Normally, I tend to be a laissez-faire type of guy. When it comes to medical ethics, I am a strong believer in the right to refuse medical treatment, the right to determine one’s own medical fate, and — especially — the right to die. That last part is probably shaped by my own medical condition; I have a particular condition that inconveniences me on a daily basis that I find annoying — but while manageable, is incurable and will eventually kill me in a manner I find extremely unpleasant. I have no intention of lingering for months and years with all the infirmities and disabilities it will undoubtedly wreak on me; when it gets unbearable, I fully intend to stop bearing it — and I will be extremely brutal — emotionally and verbally, if not phsically — to any who would deny me my right to skip the inevitable final stages.
But back to my point: here’s my neighbor with a malignant brain tumor. I don’t particularly like this guy (here my choice of Ted Kennedy as metaphor continues to serve me well). Indeed, I think that he’s caused far more problems in the neighborhood than good. But I don’t want to see him die, for heaven’s sake, especially in such an ugly fashion. So I would urge him to treat his condition, and even offer to help out in any way I could — transportation to treatment, helping out around the house, even just giving him an ear to bend if that’s what he needed. But should he choose to not treat the tumor, to let it run its natural course, I would respect that, too. The treatments for brain tumors are not pleasant. Radiation, chemotherapy, surgery — all are tremendously unpleasant, and they all operate under the same principle: “we’re going to do things that have the potential to kill you. We just hope that our calculations are right, and we kill the tumor first and stop before you die from it.” It’s more than understandable why some people might just refuse treatment.
But my moral principles would be set aside once Ted started acting psychotic from that tumor. If he started lashing out violently at those around him, making unprovoked physical attacks and issuing death threats, my moral obligation would be not to leave him be, but to stop him. Because at that point his decision to refuse treatment was posing a clear and present danger to those around him. At that point, the moral obligation of those around him are to either forcibly treat his condition, or isolate him and keep him from posing a danger to others.
And that is how I have come to see Islam: a person, much like myself, that I don’t particularly like, but don’t have any special hatred for.
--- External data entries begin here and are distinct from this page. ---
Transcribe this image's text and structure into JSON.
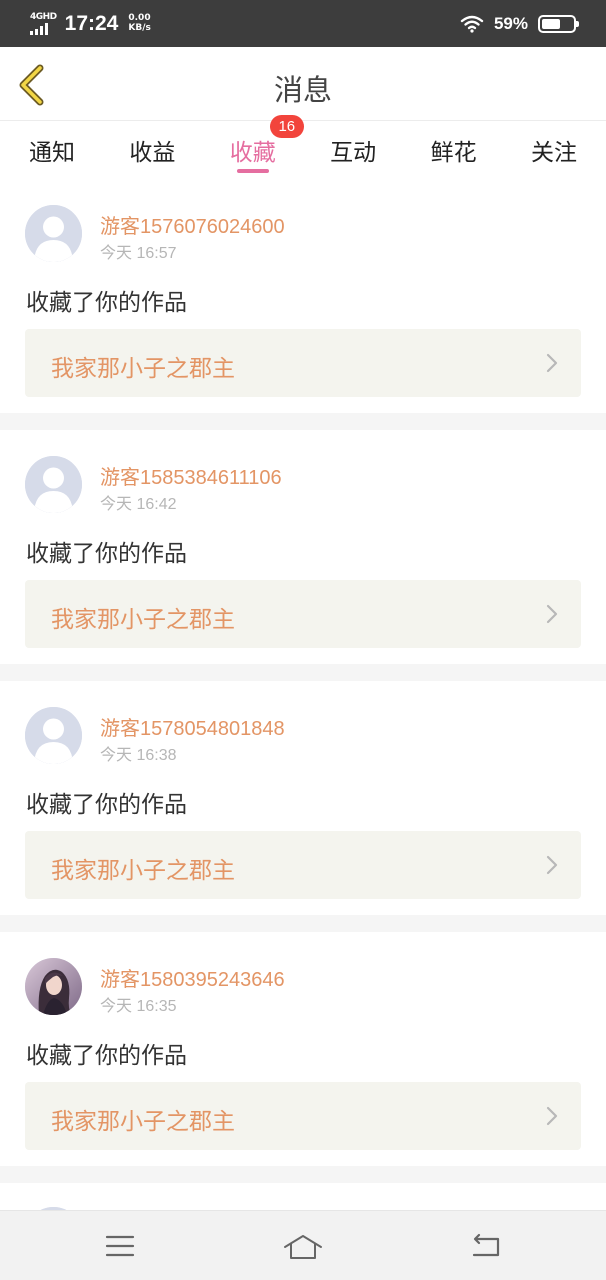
{
  "status_bar": {
    "network": "4GHD",
    "time": "17:24",
    "speed_value": "0.00",
    "speed_unit": "KB/s",
    "battery_percent": "59%",
    "battery_level": 0.59
  },
  "header": {
    "title": "消息",
    "back_icon": "chevron-left-icon"
  },
  "tabs": [
    {
      "label": "通知"
    },
    {
      "label": "收益"
    },
    {
      "label": "收藏",
      "active": true,
      "badge": "16"
    },
    {
      "label": "互动"
    },
    {
      "label": "鲜花"
    },
    {
      "label": "关注"
    }
  ],
  "colors": {
    "accent": "#e56ea0",
    "name": "#e39565",
    "badge": "#f2443c",
    "card_bg": "#f4f4ee"
  },
  "messages": [
    {
      "user": "游客1576076024600",
      "time": "今天 16:57",
      "action": "收藏了你的作品",
      "work_title": "我家那小子之郡主",
      "avatar": "default-avatar"
    },
    {
      "user": "游客1585384611106",
      "time": "今天 16:42",
      "action": "收藏了你的作品",
      "work_title": "我家那小子之郡主",
      "avatar": "default-avatar"
    },
    {
      "user": "游客1578054801848",
      "time": "今天 16:38",
      "action": "收藏了你的作品",
      "work_title": "我家那小子之郡主",
      "avatar": "default-avatar"
    },
    {
      "user": "游客1580395243646",
      "time": "今天 16:35",
      "action": "收藏了你的作品",
      "work_title": "我家那小子之郡主",
      "avatar": "photo-avatar"
    }
  ],
  "nav_bar": {
    "menu_icon": "menu-icon",
    "home_icon": "home-icon",
    "back_icon": "back-arrow-icon"
  }
}
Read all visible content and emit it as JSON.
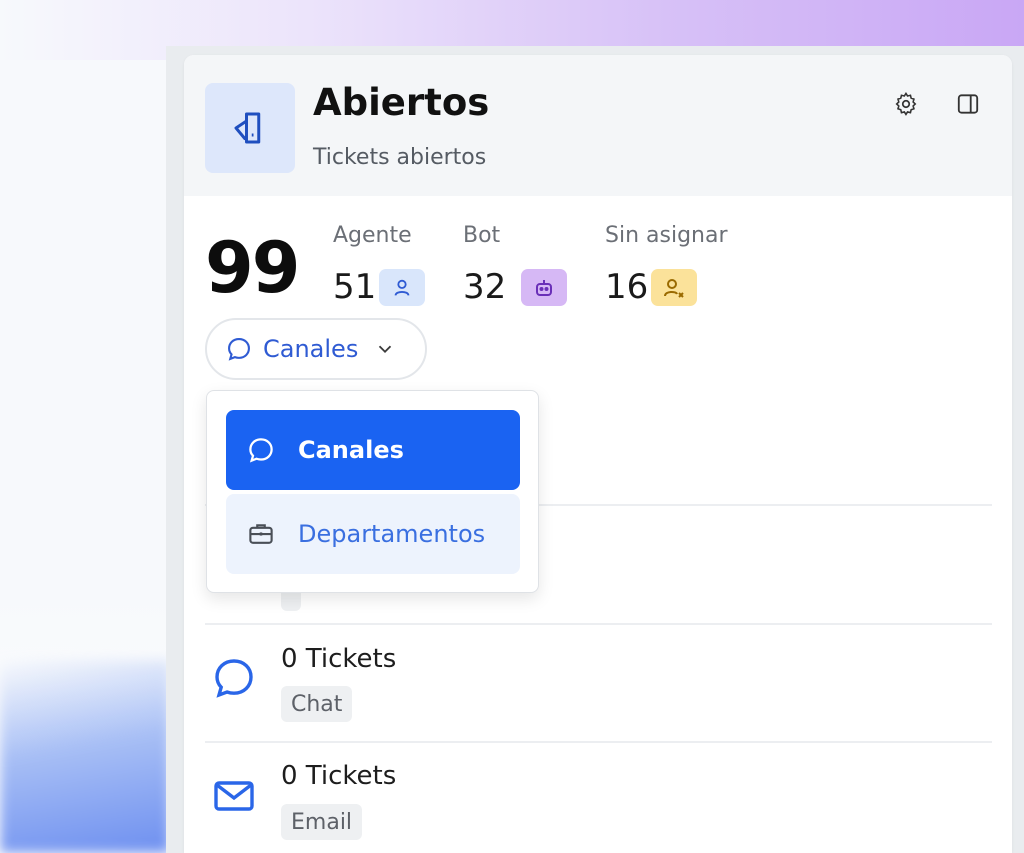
{
  "header": {
    "title": "Abiertos",
    "subtitle": "Tickets abiertos",
    "icon": "ticket-icon",
    "settings_icon": "gear-icon",
    "panel_icon": "sidebar-toggle-icon"
  },
  "stats": {
    "total": "99",
    "agent": {
      "label": "Agente",
      "value": "51",
      "icon": "user-icon",
      "color": "#d9e6fb"
    },
    "bot": {
      "label": "Bot",
      "value": "32",
      "icon": "bot-icon",
      "color": "#d6b8f5"
    },
    "unassigned": {
      "label": "Sin asignar",
      "value": "16",
      "icon": "user-x-icon",
      "color": "#fbe29a"
    }
  },
  "selector": {
    "label": "Canales",
    "icon": "chat-bubble-icon"
  },
  "dropdown": {
    "options": [
      {
        "label": "Canales",
        "icon": "chat-bubble-icon",
        "selected": true
      },
      {
        "label": "Departamentos",
        "icon": "briefcase-icon",
        "selected": false
      }
    ]
  },
  "channels": [
    {
      "count": "0 Tickets",
      "name": "Chat",
      "icon": "chat-bubble-icon"
    },
    {
      "count": "0 Tickets",
      "name": "Email",
      "icon": "mail-icon"
    }
  ],
  "colors": {
    "accent": "#1a63f2",
    "accent_text": "#2f5bd3"
  }
}
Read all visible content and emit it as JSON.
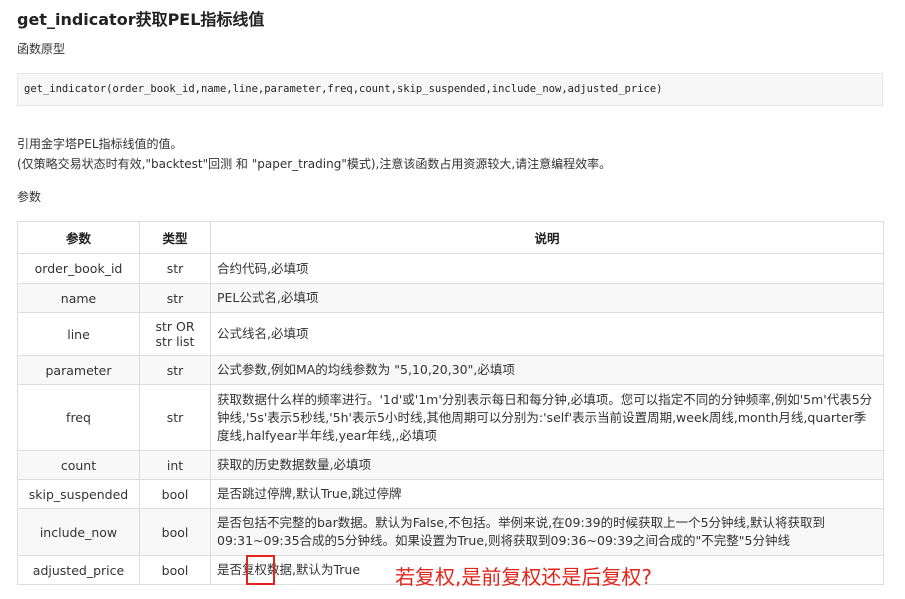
{
  "title": "get_indicator获取PEL指标线值",
  "subtitle": "函数原型",
  "code": "get_indicator(order_book_id,name,line,parameter,freq,count,skip_suspended,include_now,adjusted_price)",
  "desc1": "引用金字塔PEL指标线值的值。",
  "desc2": "(仅策略交易状态时有效,\"backtest\"回测 和 \"paper_trading\"模式),注意该函数占用资源较大,请注意编程效率。",
  "params_label": "参数",
  "table": {
    "headers": [
      "参数",
      "类型",
      "说明"
    ],
    "rows": [
      {
        "param": "order_book_id",
        "type": "str",
        "desc": "合约代码,必填项"
      },
      {
        "param": "name",
        "type": "str",
        "desc": "PEL公式名,必填项"
      },
      {
        "param": "line",
        "type": "str OR",
        "type2": "str list",
        "desc": "公式线名,必填项"
      },
      {
        "param": "parameter",
        "type": "str",
        "desc": "公式参数,例如MA的均线参数为 \"5,10,20,30\",必填项"
      },
      {
        "param": "freq",
        "type": "str",
        "desc": "获取数据什么样的频率进行。'1d'或'1m'分别表示每日和每分钟,必填项。您可以指定不同的分钟频率,例如'5m'代表5分钟线,'5s'表示5秒线,'5h'表示5小时线,其他周期可以分别为:'self'表示当前设置周期,week周线,month月线,quarter季度线,halfyear半年线,year年线,,必填项"
      },
      {
        "param": "count",
        "type": "int",
        "desc": "获取的历史数据数量,必填项"
      },
      {
        "param": "skip_suspended",
        "type": "bool",
        "desc": "是否跳过停牌,默认True,跳过停牌"
      },
      {
        "param": "include_now",
        "type": "bool",
        "desc": "是否包括不完整的bar数据。默认为False,不包括。举例来说,在09:39的时候获取上一个5分钟线,默认将获取到09:31~09:35合成的5分钟线。如果设置为True,则将获取到09:36~09:39之间合成的\"不完整\"5分钟线"
      },
      {
        "param": "adjusted_price",
        "type": "bool",
        "desc": "是否复权数据,默认为True"
      }
    ]
  },
  "annotation": "若复权,是前复权还是后复权?",
  "colors": {
    "annotation": "#e0261c"
  }
}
But a person with a very serious, potentially fatal growth at their core that occasionally triggers psychotic episodes where they lash out and cause grave harm on others. And I try — very hard — to not blame the individual for their actions caused by that tumor. I don’t always succeed, and I have quite a bit of anger that their denial of their problem has caused so much harm to innocents, but I try like hell to reserve my hatred for the tumor, not the person who carries it around in their skull.
OK, that’s over 1200 words, and all I’ve done is diagnose the problem. I’ll continue this later today.